Yang dimaksud loji itu ternyata dalah bangunan tua berarsitektur khas Belanda yang berdiri megah di sebidang tanah yang luas. Di sekelilingnya banyak tumbuh pohon-pohon besar yang seolah menjadi pagar. Loji Belanda itu menghadap ke barat yang tepat di depannya membentang satu-satunya jalan menuju ke kota kecamatan dan ke area perkebunan teh Sirah Kencong.
Sebuah taman kecil yang indah juga menghiasi halamannya. Aneka bunga yang sedang bermekaran nampak tertata rapi. Sementara di selatan ada sebuah kolam ikan berukuran sedang dengan airnya yang jernih. Sehingga dari permukaan airnya bisa terlihat dengan jelas aneka ikan yang melenggang-lenggok di dalamnya ketika sinar bulan menerpa permukaan air kolam. Sebuah pohon rambutan yang sedang berbuah lebat berdiri di sudut kolam. Daunnya yang rimbun memayungi sebagian besar kolam dari sengatan sinar matahari.
Bangunan Loji Belanda itu berbentuk memanjang. Bagian depan dijadikan ruang utama. Di sini terdapat ruang tamu dan beberapa buah kamar tidur. Bagian tengan sebagai ruang santai. Di desain sebagai ruang terbuka yang dilengkapi satu set meja kursi yang tampak nyaman. Sedang yang bagian belakang terdiri dari beberapa kamar mandi dan dapur. Dari halaman belakang ini dapat dilihat dengan jelas adanya jurang yang menganga lebar dan dalam. Selebihnya yang terlihat adalah gundukan pegunungan yang tampak menghijau penuh pepohonan.

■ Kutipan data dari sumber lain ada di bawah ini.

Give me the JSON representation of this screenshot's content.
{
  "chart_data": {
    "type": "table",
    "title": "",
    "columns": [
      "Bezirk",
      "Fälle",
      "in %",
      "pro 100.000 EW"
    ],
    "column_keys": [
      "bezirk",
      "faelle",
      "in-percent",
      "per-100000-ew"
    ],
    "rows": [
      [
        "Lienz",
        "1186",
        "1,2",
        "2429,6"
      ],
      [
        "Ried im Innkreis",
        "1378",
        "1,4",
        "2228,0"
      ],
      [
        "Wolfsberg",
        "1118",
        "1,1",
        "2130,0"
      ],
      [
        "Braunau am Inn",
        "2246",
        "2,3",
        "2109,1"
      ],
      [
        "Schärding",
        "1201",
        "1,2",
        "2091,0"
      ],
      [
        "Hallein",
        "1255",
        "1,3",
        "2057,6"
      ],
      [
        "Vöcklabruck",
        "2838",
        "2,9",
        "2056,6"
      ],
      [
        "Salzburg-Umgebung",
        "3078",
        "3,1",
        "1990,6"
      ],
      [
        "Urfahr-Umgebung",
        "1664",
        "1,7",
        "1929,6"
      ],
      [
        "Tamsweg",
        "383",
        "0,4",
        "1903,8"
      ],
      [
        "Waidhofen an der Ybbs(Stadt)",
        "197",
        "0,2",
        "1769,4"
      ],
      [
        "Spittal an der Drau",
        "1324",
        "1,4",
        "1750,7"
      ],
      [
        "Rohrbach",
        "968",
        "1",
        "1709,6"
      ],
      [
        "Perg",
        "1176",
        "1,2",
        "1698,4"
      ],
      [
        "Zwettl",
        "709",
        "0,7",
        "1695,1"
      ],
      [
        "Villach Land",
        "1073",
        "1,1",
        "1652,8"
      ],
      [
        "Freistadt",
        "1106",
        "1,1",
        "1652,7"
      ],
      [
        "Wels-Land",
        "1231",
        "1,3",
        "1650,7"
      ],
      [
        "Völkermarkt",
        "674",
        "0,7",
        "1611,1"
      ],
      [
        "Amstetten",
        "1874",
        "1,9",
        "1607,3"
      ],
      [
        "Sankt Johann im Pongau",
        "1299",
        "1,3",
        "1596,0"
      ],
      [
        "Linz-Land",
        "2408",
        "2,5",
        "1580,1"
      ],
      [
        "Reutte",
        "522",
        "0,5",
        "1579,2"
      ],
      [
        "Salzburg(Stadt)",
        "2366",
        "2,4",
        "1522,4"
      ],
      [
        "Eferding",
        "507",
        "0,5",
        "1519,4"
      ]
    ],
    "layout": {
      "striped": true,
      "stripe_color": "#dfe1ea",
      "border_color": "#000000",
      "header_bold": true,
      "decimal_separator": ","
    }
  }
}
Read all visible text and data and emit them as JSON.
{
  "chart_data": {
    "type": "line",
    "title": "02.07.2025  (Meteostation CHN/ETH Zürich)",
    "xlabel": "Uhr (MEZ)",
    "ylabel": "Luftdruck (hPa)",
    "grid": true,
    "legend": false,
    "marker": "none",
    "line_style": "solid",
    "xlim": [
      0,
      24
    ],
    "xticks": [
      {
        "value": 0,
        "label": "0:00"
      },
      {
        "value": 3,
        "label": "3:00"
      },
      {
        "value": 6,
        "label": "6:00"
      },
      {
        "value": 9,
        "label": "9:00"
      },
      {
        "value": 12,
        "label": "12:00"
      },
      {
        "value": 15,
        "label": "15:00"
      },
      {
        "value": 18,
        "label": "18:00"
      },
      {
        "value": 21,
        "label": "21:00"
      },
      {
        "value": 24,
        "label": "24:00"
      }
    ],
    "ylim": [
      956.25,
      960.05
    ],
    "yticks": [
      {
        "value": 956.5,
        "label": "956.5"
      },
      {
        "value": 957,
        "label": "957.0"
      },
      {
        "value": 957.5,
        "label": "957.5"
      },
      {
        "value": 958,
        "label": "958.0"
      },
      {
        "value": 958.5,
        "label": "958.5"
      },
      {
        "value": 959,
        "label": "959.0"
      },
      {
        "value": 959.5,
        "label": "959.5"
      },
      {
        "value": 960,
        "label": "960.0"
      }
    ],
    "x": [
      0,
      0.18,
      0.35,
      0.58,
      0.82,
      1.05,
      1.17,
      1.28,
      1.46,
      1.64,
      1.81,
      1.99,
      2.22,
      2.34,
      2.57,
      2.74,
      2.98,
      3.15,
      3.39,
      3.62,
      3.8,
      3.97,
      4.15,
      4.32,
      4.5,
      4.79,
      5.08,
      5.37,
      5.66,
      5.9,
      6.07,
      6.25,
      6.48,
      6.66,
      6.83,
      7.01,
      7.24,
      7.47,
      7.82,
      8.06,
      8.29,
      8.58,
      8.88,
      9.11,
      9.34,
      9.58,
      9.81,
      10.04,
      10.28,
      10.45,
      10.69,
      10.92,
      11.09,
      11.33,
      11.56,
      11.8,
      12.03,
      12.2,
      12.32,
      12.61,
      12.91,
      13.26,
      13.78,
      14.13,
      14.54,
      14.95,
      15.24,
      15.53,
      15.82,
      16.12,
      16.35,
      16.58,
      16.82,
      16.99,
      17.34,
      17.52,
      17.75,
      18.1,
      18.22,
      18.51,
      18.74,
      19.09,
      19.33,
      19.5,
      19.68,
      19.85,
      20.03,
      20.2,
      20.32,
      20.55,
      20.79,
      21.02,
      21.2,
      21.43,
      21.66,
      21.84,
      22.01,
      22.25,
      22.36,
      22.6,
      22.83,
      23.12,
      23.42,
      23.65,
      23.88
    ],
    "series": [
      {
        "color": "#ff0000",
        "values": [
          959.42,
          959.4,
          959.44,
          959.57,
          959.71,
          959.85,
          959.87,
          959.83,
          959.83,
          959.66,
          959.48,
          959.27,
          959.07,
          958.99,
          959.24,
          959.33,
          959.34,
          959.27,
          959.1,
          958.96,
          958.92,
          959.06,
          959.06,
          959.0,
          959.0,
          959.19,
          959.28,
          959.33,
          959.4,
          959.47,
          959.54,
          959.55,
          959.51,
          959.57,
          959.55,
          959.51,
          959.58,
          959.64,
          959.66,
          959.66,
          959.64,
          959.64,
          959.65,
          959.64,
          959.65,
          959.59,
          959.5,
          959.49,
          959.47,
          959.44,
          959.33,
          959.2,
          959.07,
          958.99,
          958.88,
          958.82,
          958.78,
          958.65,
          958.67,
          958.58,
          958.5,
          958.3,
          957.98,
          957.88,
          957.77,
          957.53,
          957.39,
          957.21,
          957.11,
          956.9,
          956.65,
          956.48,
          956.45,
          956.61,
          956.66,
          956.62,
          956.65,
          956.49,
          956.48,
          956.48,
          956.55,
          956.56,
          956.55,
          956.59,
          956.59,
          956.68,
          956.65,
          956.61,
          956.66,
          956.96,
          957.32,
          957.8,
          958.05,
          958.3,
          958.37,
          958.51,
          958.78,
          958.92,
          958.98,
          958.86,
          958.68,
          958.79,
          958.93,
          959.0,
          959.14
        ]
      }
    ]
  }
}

Konon bangunan ini adalah tempat peristirahatan warga Belanda yang dulunya mengelola perkebunan dan pabrik kopi Pijiombo. Namun sekarang pabrik itu sudah tak produksi dan hanya tinggal sisa-sisa bangunan berangka besi yang semuanya sudah berkarat.
Orang itu membawa Rudi, Toni, Nadya, serta Nuril ke ruangan santai yang ada di bagian tengah tadi.
“Silakan duduk, Anak-Anak. Kalian istirahat saja di sini dengan santai, biar saya buatkan teh hangat,” ujar orang itu.
Mereka hanya mengangguk kaku. Gema suara orang itu yang dipantulkan pada dinding-dinding bangunan makin membuat merinding. Terlebih saat itu kabut tipis mulai turun menyelimuti bangunan tua itu.
Mereka duduk berimpit di sebuah kursi panjang yang menghadap ke selatan. Sisa-sisa kemegahan pabrik kopi tampak menghitam penuh misteri. Beberapa kelompok kelelawar hitam sesekali keluar dari reruntuhan pabrik itu sambil meneriakkan suaranya yang khas. Selebihnya yang terlihat hanyalah kegelapan.
“Siapa sebenarnya Bapak ini ya? Gerak geriknya tampak mencurigakan,” ujar Nadya lirih sambil menatap temannya satu persatu.
Yang ditatap semua hanya menggeleng pelan. Loji Belanda menawarkan rahasia yang mempertebal penasaran.
“Perasaanku makin gak enak nih, teman-teman. Di sini segalanya serba ganjil. Aneh. Mana suasana Loji ini tambah serem dari tanjakan Kenaren tadi,” keluh Nadya seraya beringsut mendekati Toni.
“Sudahlah, kita semua memang lagi takut. Tapi kita harus kesampingkan rasa takut itu demi kembalinya Dandi,” sahut Toni setengah berbisik.
“Iya, ya, gimana nasip Dandi sekarang?” Kali ini Rudi yang merasa tertekan. Ia merasa paling bersalah karena dirinya lah yang memiliki ide pergi ke tempat ini.